Tomorrow, Bill and I will meet to look over the children’s work samples, assess what they understand and misunderstand about playgrounds, and wonder about where their interests might lead. I’m going to suggest that we work out an anticipatory planning web. We can brainstorm all of the possibilities for this playground study, thinking of concepts, activities, trips, visiting experts, types of assessments that would be most informative, etc. This web gives the teacher a sense of what direction the study might go in and is very helpful in planning for the inquiry explorations. I’ve seen these webs done in a variety of ways. One example that I found at the Sauchildrenscampus site shows a web for a Tree Study made by a teacher and her assistant teacher. The web, in this case, is broken up into six categories: Parts of a Tree; Vocabulary Words; Animals that Live in Trees and Use Trees; When Trees Change; Items that Come from Trees; Types of Trees.

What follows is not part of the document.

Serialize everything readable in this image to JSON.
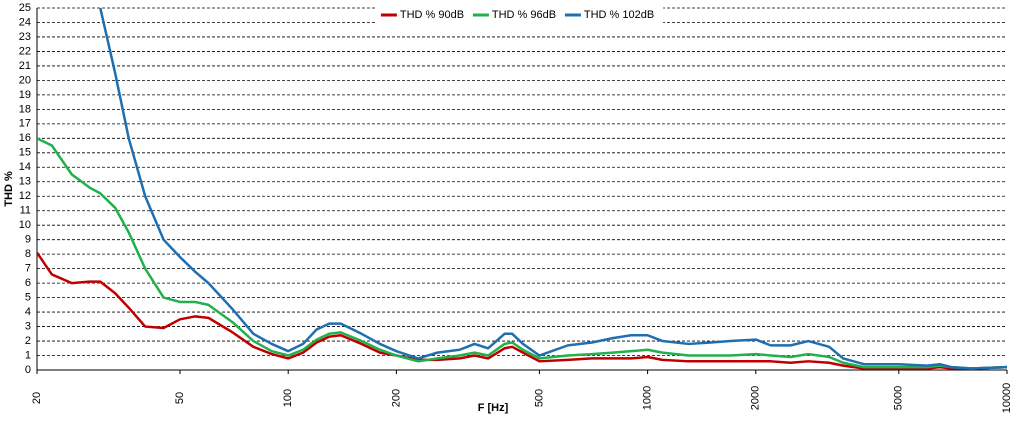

Because the web is preparation for an inquiry study, I personally prefer starting out the web with questions, anticipating what questions children might pose. On the Illinois Projects in Practice site, there is a sample Tree Study web that begins with possible questions. They are: In what ways do trees change?; What are the parts of trees?; What do trees need?; Where can we see trees change?; Who/What needs trees?; What tools do they use?; Who works with trees?; Do people cause changes in trees?; What writing is there about trees?
After tomorrow’s meeting with Bill, I’ll update you on what is happening in the kindergarten playground study!